Get the Currency Right

This is the last strategy note before our summer break, so we thought it would useful to review our recommendations on each of the main equity regions. Recent notes have highlighted our concerns about Chinese equities, falling commodity prices and weak currencies and we have spent some time exploring the implications for asset allocation and sector strategy (like Healthcare and Financials; dislike Energy and Materials). But we haven’t really gone through global equities on a country by country basis. Full details can be found in our All World Country Report, of which this is just a summary.
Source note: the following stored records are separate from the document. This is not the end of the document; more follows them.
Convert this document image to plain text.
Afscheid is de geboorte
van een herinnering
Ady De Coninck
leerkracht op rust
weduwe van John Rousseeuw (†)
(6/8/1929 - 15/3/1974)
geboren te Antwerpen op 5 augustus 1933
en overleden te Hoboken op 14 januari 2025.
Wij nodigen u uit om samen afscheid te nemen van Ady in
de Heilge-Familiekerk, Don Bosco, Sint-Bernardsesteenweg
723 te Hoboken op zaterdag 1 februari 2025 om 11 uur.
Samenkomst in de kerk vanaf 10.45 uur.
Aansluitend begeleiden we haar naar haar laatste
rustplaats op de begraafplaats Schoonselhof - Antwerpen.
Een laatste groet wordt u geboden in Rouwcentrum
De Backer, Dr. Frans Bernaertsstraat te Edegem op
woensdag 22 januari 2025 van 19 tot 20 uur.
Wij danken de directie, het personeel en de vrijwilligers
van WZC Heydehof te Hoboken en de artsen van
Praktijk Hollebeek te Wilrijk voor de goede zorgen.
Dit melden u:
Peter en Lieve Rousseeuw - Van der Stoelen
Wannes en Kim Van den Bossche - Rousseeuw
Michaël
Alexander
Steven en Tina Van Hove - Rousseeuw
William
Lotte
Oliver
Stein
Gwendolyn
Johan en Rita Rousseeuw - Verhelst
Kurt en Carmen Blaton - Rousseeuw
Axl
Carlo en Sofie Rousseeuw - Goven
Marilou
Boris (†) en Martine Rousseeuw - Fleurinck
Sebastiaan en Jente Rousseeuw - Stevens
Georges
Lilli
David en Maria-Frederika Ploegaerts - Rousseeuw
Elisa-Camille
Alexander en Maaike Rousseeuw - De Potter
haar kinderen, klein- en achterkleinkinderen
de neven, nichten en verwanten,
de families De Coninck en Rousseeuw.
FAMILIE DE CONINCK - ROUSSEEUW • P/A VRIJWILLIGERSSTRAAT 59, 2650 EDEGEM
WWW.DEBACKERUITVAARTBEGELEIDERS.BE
As ever, we try to identify countries which have a high probability of outperforming the World ex US index on a risk-adjusted basis. To do this we plot our universe on two axes: high to low probability and falling to rising probability. Obviously the best combination is high and rising (the top right-hand quadrant) and the worst is low and falling (bottom left). The good news is that the US is slap-bang in the middle of the top right-hand quadrant and looks as though it is likely to remain there for most of August. It would have to suffer a significant relative sell-off to move out of this quadrant.

The bad news is that there are very few other countries – only Switzerland and Belgium – in the same area of the chart. Switzerland benefits from its exposure to the Financials and Healthcare sectors and also the strength of its currency. The other attractive part of the chart is the extreme right hand edge – high probability of outperformance but with not much potential for improvement because the score is already so high. Countries in this area include Ireland (high exposure to Financials) Denmark (high exposure to Healthcare), Israel (Healthcare and strong currency).
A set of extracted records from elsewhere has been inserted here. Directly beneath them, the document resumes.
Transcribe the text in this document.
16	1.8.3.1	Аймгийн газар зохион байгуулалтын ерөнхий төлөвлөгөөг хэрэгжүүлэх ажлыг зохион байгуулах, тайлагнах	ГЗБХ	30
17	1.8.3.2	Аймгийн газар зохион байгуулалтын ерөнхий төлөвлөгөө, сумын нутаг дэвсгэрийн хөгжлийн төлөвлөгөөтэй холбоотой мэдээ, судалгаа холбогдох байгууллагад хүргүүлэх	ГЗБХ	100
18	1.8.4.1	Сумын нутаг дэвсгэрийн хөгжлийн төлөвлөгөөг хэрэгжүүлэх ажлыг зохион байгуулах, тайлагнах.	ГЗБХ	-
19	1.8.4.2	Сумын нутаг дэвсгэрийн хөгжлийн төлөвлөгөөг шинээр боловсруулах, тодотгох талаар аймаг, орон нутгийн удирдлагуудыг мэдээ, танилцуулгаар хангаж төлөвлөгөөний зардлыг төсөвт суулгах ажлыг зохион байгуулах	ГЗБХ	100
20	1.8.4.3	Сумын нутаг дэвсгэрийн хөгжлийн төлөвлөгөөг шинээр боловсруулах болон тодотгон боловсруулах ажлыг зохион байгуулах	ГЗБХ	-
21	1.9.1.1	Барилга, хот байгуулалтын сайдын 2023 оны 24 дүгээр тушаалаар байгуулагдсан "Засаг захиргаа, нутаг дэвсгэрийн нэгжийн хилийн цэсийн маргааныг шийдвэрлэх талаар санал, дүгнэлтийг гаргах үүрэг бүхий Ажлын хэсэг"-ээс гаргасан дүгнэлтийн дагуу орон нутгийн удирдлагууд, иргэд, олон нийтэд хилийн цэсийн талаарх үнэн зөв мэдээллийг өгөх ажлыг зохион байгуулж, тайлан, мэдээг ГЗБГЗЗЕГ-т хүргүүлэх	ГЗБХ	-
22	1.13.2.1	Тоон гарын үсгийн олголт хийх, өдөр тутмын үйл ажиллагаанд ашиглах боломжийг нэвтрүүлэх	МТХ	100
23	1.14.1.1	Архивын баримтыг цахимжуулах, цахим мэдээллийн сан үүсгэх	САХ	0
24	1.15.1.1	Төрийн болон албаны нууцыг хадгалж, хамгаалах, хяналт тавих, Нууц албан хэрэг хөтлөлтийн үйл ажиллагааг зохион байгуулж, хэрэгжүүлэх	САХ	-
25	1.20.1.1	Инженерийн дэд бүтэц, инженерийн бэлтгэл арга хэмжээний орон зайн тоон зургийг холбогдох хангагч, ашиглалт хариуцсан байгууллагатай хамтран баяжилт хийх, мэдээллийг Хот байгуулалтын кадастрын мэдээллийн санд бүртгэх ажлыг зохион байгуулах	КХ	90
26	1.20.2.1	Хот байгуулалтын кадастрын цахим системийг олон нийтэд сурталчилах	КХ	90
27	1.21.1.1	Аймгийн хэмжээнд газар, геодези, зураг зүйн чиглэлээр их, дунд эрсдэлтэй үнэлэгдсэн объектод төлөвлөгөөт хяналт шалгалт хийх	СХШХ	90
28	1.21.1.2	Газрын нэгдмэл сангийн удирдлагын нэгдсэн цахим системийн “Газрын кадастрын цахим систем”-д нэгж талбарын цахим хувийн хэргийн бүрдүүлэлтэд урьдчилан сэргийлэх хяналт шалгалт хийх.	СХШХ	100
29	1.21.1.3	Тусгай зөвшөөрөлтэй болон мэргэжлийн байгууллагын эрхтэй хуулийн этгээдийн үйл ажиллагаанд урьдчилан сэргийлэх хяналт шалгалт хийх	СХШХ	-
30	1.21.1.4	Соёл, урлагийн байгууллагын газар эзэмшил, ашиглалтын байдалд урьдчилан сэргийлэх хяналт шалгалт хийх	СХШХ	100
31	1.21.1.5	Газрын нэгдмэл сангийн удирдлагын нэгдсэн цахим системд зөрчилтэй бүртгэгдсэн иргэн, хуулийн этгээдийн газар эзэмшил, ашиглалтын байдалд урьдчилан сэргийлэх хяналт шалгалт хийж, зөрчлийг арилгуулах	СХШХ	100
The bottom left quadrant includes China and Russia. Russia is triply exposed to falling energy and commodity prices via its equity market, its currency and its economy. China was in top right quadrant four weeks ago, but the dramatic surge in volatility means that it is unlikely to return there any time soon. The greatest concentration of countries can be found at the extreme left-hand side of the chart. These have a low probability of outperforming the index and scores which have been fluctuating around zero for many weeks. The group includes Australia, Canada, New Zealand, Malaysia, Indonesia, Thailand, Korea, Poland, Colombia and Brazil. The common theme is the weakness of their currencies relative to the US dollar. Most of them have fallen by 5-10% over the last six months, while in the case of Colombia and Brazil it is 15% and 20% respectively.
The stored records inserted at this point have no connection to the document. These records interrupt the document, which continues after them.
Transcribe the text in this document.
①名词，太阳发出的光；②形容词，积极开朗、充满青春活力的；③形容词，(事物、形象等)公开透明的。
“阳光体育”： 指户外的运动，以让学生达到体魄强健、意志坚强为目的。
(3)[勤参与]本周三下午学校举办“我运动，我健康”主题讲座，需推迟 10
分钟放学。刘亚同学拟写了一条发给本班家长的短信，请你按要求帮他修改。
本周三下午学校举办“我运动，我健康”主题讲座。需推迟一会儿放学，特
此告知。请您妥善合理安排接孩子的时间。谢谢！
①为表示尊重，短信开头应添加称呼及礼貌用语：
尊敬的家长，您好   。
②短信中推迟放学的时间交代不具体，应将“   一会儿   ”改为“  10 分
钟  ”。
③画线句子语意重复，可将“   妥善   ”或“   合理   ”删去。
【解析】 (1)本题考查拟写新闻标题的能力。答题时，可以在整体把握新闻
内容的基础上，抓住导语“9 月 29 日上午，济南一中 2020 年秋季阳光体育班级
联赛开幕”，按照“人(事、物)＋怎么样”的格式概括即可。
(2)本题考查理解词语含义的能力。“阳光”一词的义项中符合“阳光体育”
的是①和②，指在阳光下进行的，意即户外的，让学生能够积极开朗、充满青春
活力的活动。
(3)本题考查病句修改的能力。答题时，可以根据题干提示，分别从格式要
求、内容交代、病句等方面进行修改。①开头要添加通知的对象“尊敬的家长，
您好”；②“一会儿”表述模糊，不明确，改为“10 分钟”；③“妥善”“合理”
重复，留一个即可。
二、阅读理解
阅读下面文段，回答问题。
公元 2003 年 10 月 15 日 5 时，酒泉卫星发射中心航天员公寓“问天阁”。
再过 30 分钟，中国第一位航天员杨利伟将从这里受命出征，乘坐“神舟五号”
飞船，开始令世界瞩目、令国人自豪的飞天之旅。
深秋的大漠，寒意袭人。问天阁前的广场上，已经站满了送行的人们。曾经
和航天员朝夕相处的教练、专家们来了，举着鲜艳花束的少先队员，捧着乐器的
The top left quadrant (low and rising) has three interesting situations which are close to the boundary with the top right quadrant and on our positive watch list. The UK enjoys of the few currencies which has appreciated against dollar and is traditionally a low-risk market. Singapore is an oasis in South East Asia, with little exposure to commodities and a relatively stable currency, while India is a net importer of commodities with little direct export exposure to China.

This analysis highlights the vital importance of currency movements versus the US dollar. Equity markets are difficult to call on an absolute or relative basis. But whatever else changes in August, we would be surprised if the currency markets staged a big reversal. So if investors don’t like the currency, it’s hard to see why they should buy the country.